両勢力は交代で観測を補助することを受け入れた。

互いににらみ合いながらも、

必要とあらば手は組む――

そんなぎりぎりの均衡だった。


●静寂庁


静寂庁のグラディスが

短く、しかし揺るぎない声で宣言する。


グラディス


「境界帯の防衛は我々が担う。

 沈黙監視兵を常駐させ、

 外層からの波形を遮断する。
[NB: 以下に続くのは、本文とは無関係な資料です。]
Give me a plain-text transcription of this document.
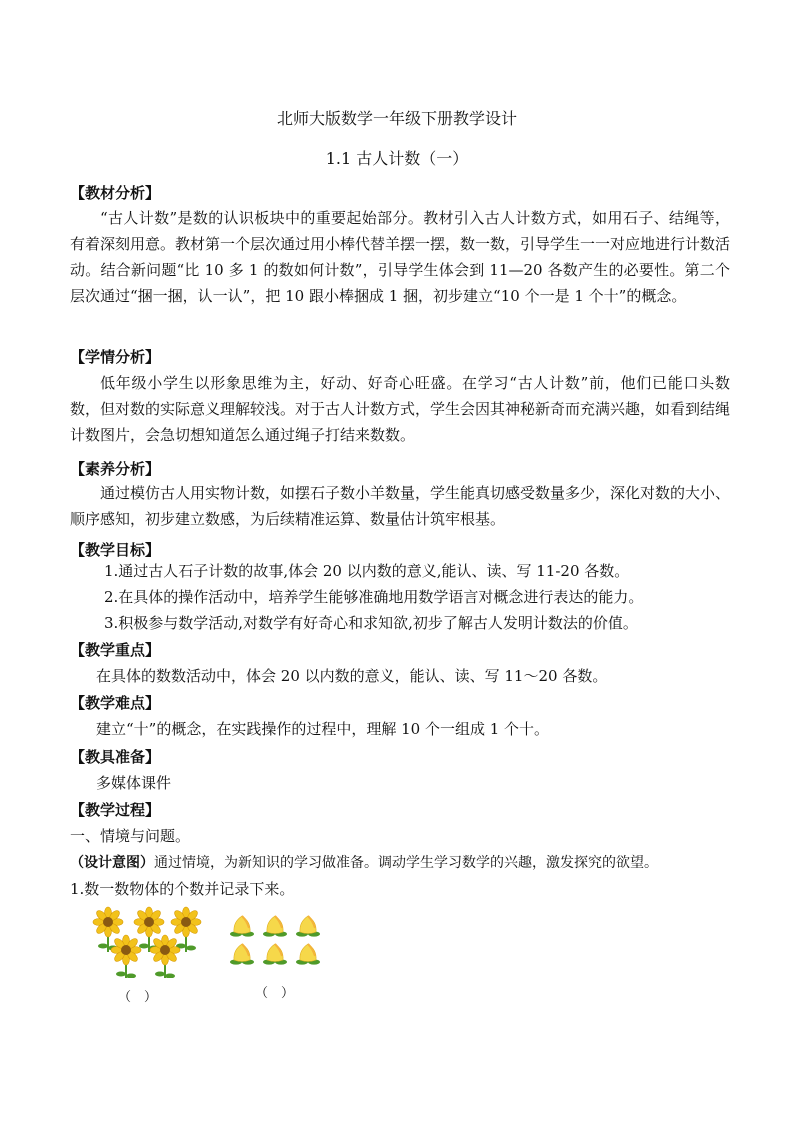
北师大版数学一年级下册教学设计
1.1 古人计数（一）
【教材分析】
“古人计数”是数的认识板块中的重要起始部分。教材引入古人计数方式，如用石子、结绳等，有着深刻用意。教材第一个层次通过用小棒代替羊摆一摆，数一数，引导学生一一对应地进行计数活动。结合新问题“比 10 多 1 的数如何计数”，引导学生体会到 11—20 各数产生的必要性。第二个层次通过“捆一捆，认一认”，把 10 跟小棒捆成 1 捆，初步建立“10 个一是 1 个十”的概念。
【学情分析】
低年级小学生以形象思维为主，好动、好奇心旺盛。在学习“古人计数”前，他们已能口头数数，但对数的实际意义理解较浅。对于古人计数方式，学生会因其神秘新奇而充满兴趣，如看到结绳计数图片，会急切想知道怎么通过绳子打结来数数。
【素养分析】
通过模仿古人用实物计数，如摆石子数小羊数量，学生能真切感受数量多少，深化对数的大小、顺序感知，初步建立数感，为后续精准运算、数量估计筑牢根基。
【教学目标】
1.通过古人石子计数的故事,体会 20 以内数的意义,能认、读、写 11-20 各数。
2.在具体的操作活动中，培养学生能够准确地用数学语言对概念进行表达的能力。
3.积极参与数学活动,对数学有好奇心和求知欲,初步了解古人发明计数法的价值。
【教学重点】
在具体的数数活动中，体会 20 以内数的意义，能认、读、写 11～20 各数。
【教学难点】
建立“十”的概念，在实践操作的过程中，理解 10 个一组成 1 个十。
【教具准备】
多媒体课件
【教学过程】
一、情境与问题。
（设计意图）通过情境，为新知识的学习做准备。调动学生学习数学的兴趣，激发探究的欲望。
1.数一数物体的个数并记录下来。
（　）	（　）
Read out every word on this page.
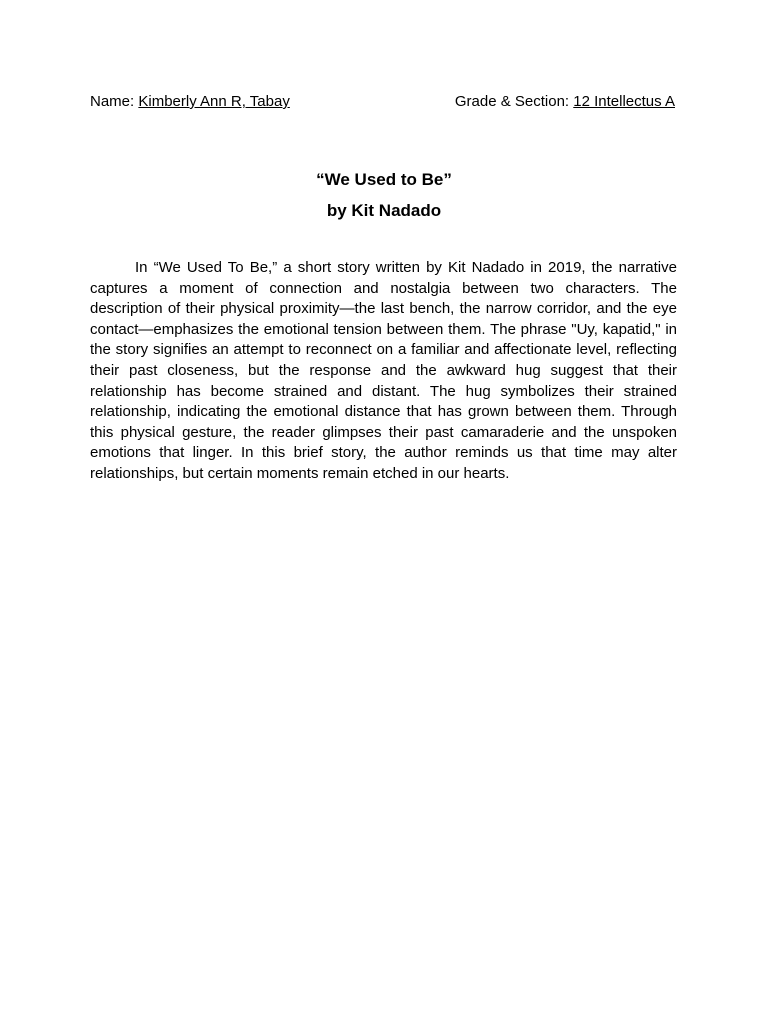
Name: Kimberly Ann R, Tabay	Grade & Section: 12 Intellectus A
“We Used to Be”
by Kit Nadado

In “We Used To Be,” a short story written by Kit Nadado in 2019, the narrative captures a moment of connection and nostalgia between two characters. The description of their physical proximity—the last bench, the narrow corridor, and the eye contact—emphasizes the emotional tension between them. The phrase "Uy, kapatid," in the story signifies an attempt to reconnect on a familiar and affectionate level, reflecting their past closeness, but the response and the awkward hug suggest that their relationship has become strained and distant. The hug symbolizes their strained relationship, indicating the emotional distance that has grown between them. Through this physical gesture, the reader glimpses their past camaraderie and the unspoken emotions that linger. In this brief story, the author reminds us that time may alter relationships, but certain moments remain etched in our hearts.
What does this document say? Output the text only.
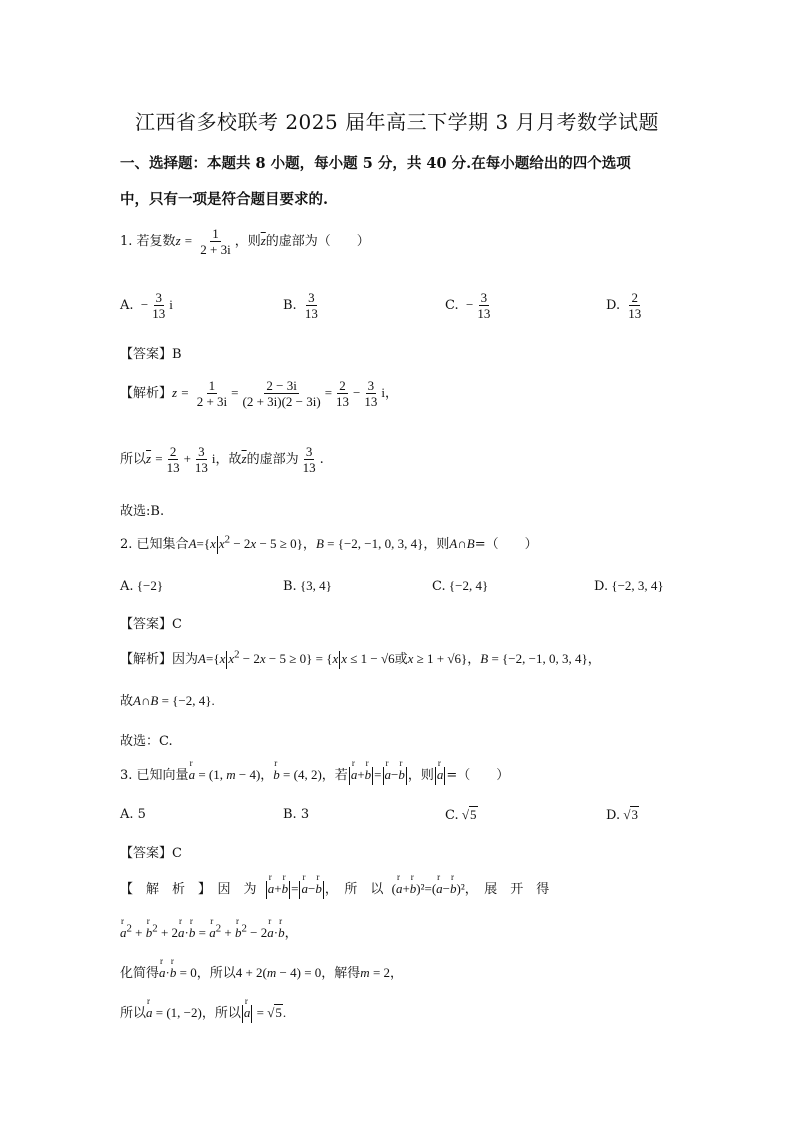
江西省多校联考 2025 届年高三下学期 3 月月考数学试题
一、选择题：本题共 8 小题，每小题 5 分，共 40 分.在每小题给出的四个选项
中，只有一项是符合题目要求的.
1. 若复数$z = \frac{1}{2 + 3i}$ ，则$\overline{z}$的虚部为（　　）
A.  − $\frac{3}{13}$ i	B. $\frac{3}{13}$	C.  − $\frac{3}{13}$	D. $\frac{2}{13}$
【答案】B
【解析】$z = \frac{1}{2 + 3i} = \frac{2 - 3i}{(2 + 3i)(2 - 3i)} = \frac{2}{13} - \frac{3}{13}$ i，
所以$\overline{z} = \frac{2}{13} + \frac{3}{13}$ i，故$\overline{z}$的虚部为 $\frac{3}{13}$ .
故选:B.
2. 已知集合A={x $x^2 - 2x - 5 \ge 0$}，B = {−2, −1, 0, 3, 4}，则A∩B=（　　）
A. {−2}	B. {3, 4}	C. {−2, 4}	D. {−2, 3, 4}
【答案】C
【解析】因为A={x $x^2 - 2x - 5 \ge 0\} = \{x$ x ≤ 1 − √6或x ≥ 1 + √6}，B = {−2, −1, 0, 3, 4}，
故A∩B = {−2, 4}.
故选：C.
3. 已知向量r a = (1, m − 4)，r b = (4, 2)，若 r a+r b = r a−r b ，则 r a =（　　）
A. 5	B. 3	C. √5	D. √3
【答案】C
【　解　析　】　因　为 r a+r b = r a−r b ，　所　以 (r a+r b)²=(r a−r b)²，　展　开　得
r $a^2 + r$ $b^2 + 2r$ a·r b = r $a^2 + r$ $b^2 - 2r$ a·r b，
化简得r a·r b = 0，所以4 + 2(m − 4) = 0，解得m = 2，
所以r a = (1, −2)，所以 r a = √5.
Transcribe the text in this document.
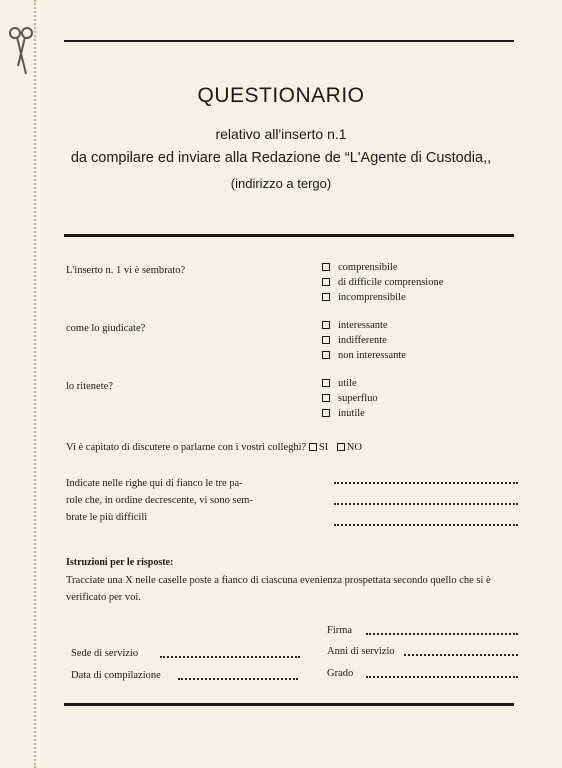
QUESTIONARIO
relativo all'inserto n.1
da compilare ed inviare alla Redazione de “L'Agente di Custodia,,
(indirizzo a tergo)
L'inserto n. 1 vi è sembrato?	comprensibile
di difficile comprensione
incomprensibile
come lo giudicate?	interessante
indifferente
non interessante
lo ritenete?	utile
superfluo
inutile
Vi è capitato di discutere o parlarne con i vostri colleghi? SI NO
Indicate nelle righe qui di fianco le tre pa-
role che, in ordine decrescente, vi sono sem-
brate le più difficili
Istruzioni per le risposte:
Tracciate una X nelle caselle poste a fianco di ciascuna evenienza prospettata secondo quello che si è verificato per voi.
Firma
Sede di servizio	Anni di servizio
Data di compilazione	Grado
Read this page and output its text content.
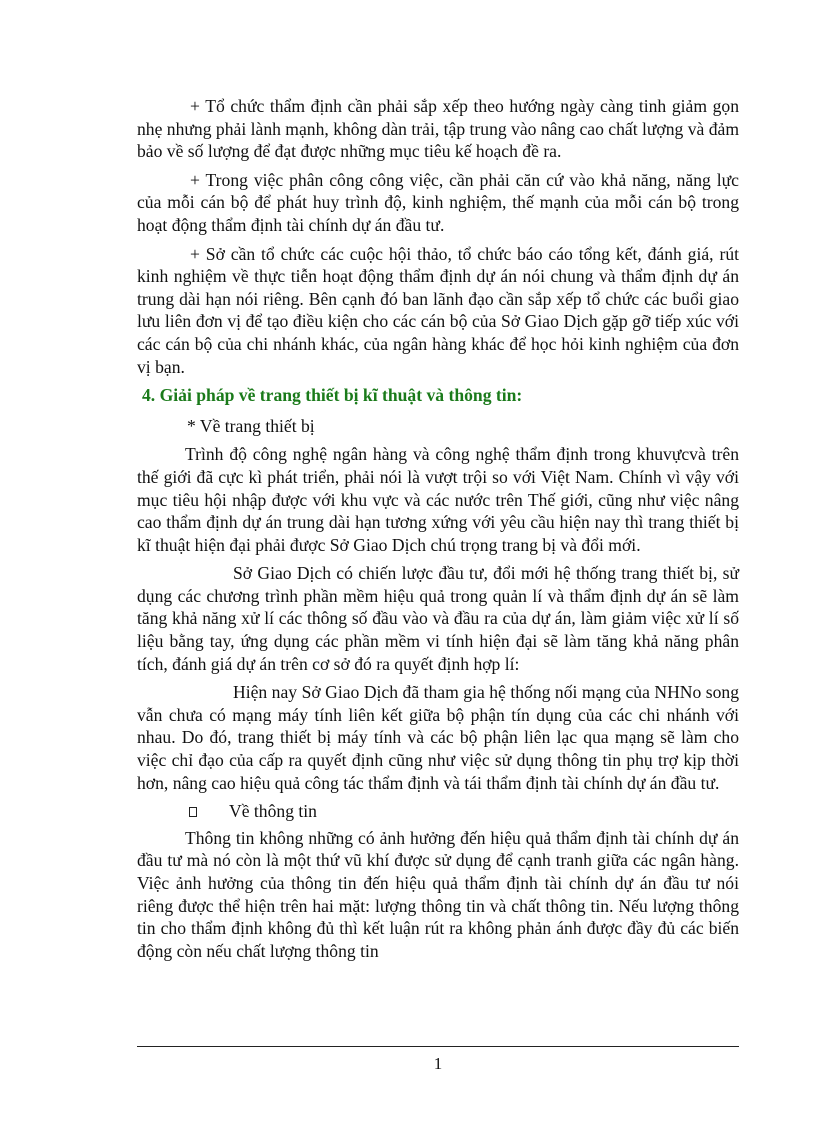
+ Tổ chức thẩm định cần phải sắp xếp theo hướng ngày càng tinh giảm gọn nhẹ nhưng phải lành mạnh, không dàn trải, tập trung vào nâng cao chất lượng và đảm bảo về số lượng để đạt được những mục tiêu kế hoạch đề ra.

+ Trong việc phân công công việc, cần phải căn cứ vào khả năng, năng lực của mỗi cán bộ để phát huy trình độ, kinh nghiệm, thế mạnh của mỗi cán bộ trong hoạt động thẩm định tài chính dự án đầu tư.

+ Sở cần tổ chức các cuộc hội thảo, tổ chức báo cáo tổng kết, đánh giá, rút kinh nghiệm về thực tiễn hoạt động thẩm định dự án nói chung và thẩm định dự án trung dài hạn nói riêng. Bên cạnh đó ban lãnh đạo cần sắp xếp tổ chức các buổi giao lưu liên đơn vị để tạo điều kiện cho các cán bộ của Sở Giao Dịch gặp gỡ tiếp xúc với các cán bộ của chi nhánh khác, của ngân hàng khác để học hỏi kinh nghiệm của đơn vị bạn.

4. Giải pháp về trang thiết bị kĩ thuật và thông tin:

* Về trang thiết bị

Trình độ công nghệ ngân hàng và công nghệ thẩm định trong khuvựcvà trên thế giới đã cực kì phát triển, phải nói là vượt trội so với Việt Nam. Chính vì vậy với mục tiêu hội nhập được với khu vực và các nước trên Thế giới, cũng như việc nâng cao thẩm định dự án trung dài hạn tương xứng với yêu cầu hiện nay thì trang thiết bị kĩ thuật hiện đại phải được Sở Giao Dịch chú trọng trang bị và đổi mới.

Sở Giao Dịch có chiến lược đầu tư, đổi mới hệ thống trang thiết bị, sử dụng các chương trình phần mềm hiệu quả trong quản lí và thẩm định dự án sẽ làm tăng khả năng xử lí các thông số đầu vào và đầu ra của dự án, làm giảm việc xử lí số liệu bằng tay, ứng dụng các phần mềm vi tính hiện đại sẽ làm tăng khả năng phân tích, đánh giá dự án trên cơ sở đó ra quyết định hợp lí:

Hiện nay Sở Giao Dịch đã tham gia hệ thống nối mạng của NHNo song vẫn chưa có mạng máy tính liên kết giữa bộ phận tín dụng của các chi nhánh với nhau. Do đó, trang thiết bị máy tính và các bộ phận liên lạc qua mạng sẽ làm cho việc chỉ đạo của cấp ra quyết định cũng như việc sử dụng thông tin phụ trợ kịp thời hơn, nâng cao hiệu quả công tác thẩm định và tái thẩm định tài chính dự án đầu tư.

Về thông tin

Thông tin không những có ảnh hưởng đến hiệu quả thẩm định tài chính dự án đầu tư mà nó còn là một thứ vũ khí được sử dụng để cạnh tranh giữa các ngân hàng. Việc ảnh hưởng của thông tin đến hiệu quả thẩm định tài chính dự án đầu tư nói riêng được thể hiện trên hai mặt: lượng thông tin và chất thông tin. Nếu lượng thông tin cho thẩm định không đủ thì kết luận rút ra không phản ánh được đầy đủ các biến động còn nếu chất lượng thông tin

1
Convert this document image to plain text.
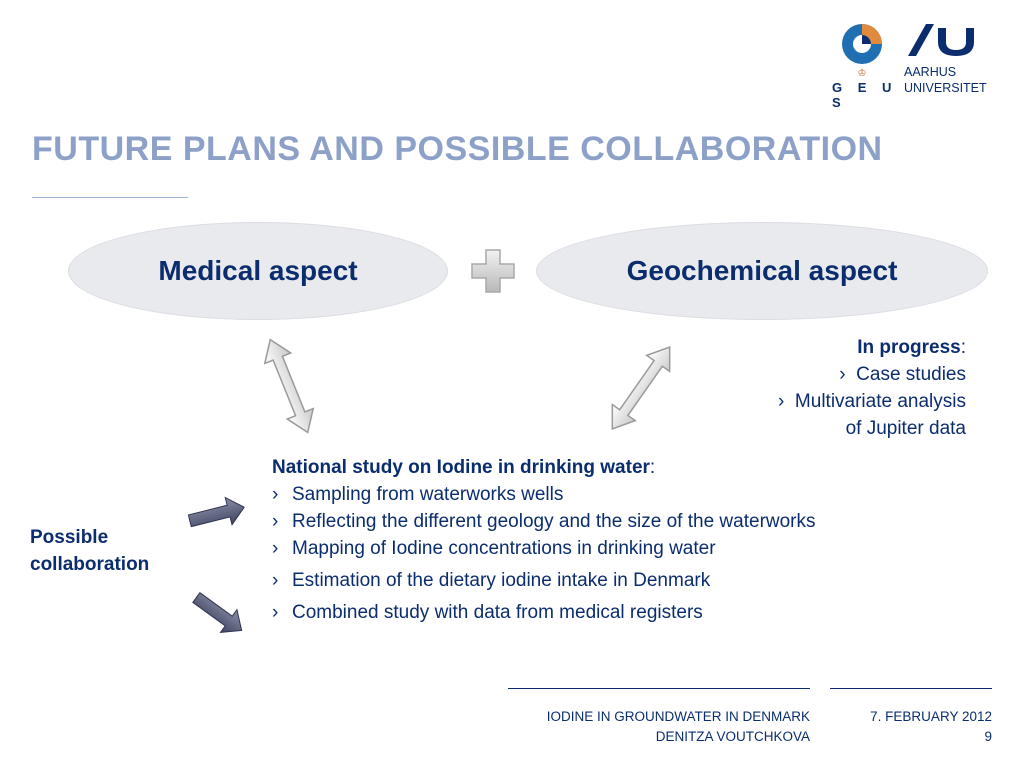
♔
G E U S
AARHUS
UNIVERSITET
FUTURE PLANS AND POSSIBLE COLLABORATION
Medical aspect	Geochemical aspect
In progress:
› Case studies
› Multivariate analysis
of Jupiter data
National study on Iodine in drinking water:
› Sampling from waterworks wells
› Reflecting the different geology and the size of the waterworks
› Mapping of Iodine concentrations in drinking water
› Estimation of the dietary iodine intake in Denmark
› Combined study with data from medical registers
Possible
collaboration
IODINE IN GROUNDWATER IN DENMARK
DENITZA VOUTCHKOVA
7. FEBRUARY 2012
9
」


第四層への“扉”を作る以上、

同時に“鍵”もかけねばならない。

彼女の決意は、軍人としての誇りを映していた。


●そして、中心に置かれる存在


計画に並ぶ数多の項目の最後に、

ただ一つだけ、

全勢力が例外なく同じ眼差しを向けている項目があった。


「第四層方向の変化を感知し、観測器を補正する者」


――レミル。


投影図の中央に浮かぶ

第三の中心を象徴する光の点が

ふと、彼女の胸紋の輝きと重なるように見えた。


エルゴが言葉を区切る。


エルゴ


「レミルが拒否した場合、

 計画は即座に白紙だ。」


深層議事室が静まり返る。


ネアは息を呑み、

ラクーンは興味深げに眉を上げ、

グラディスは表情を凍らせ、

エルゴは淡々と見つめる。


全勢力が理解していた。


――レミルが“鍵”。

彼女の判断ひとつで、都市の未来は変わる。


観測網はまだ図面上の仮想物にすぎない。

だが、その中心に立つべき存在は

すでに全員の目の前に座っていた。


四つの視線が重なる。


レミルの胸紋は、

昨夜の“名の余白”をまだ微かに震わせていた。


次に語られる彼女のひと言が、

都市の運命を決定するのだ――。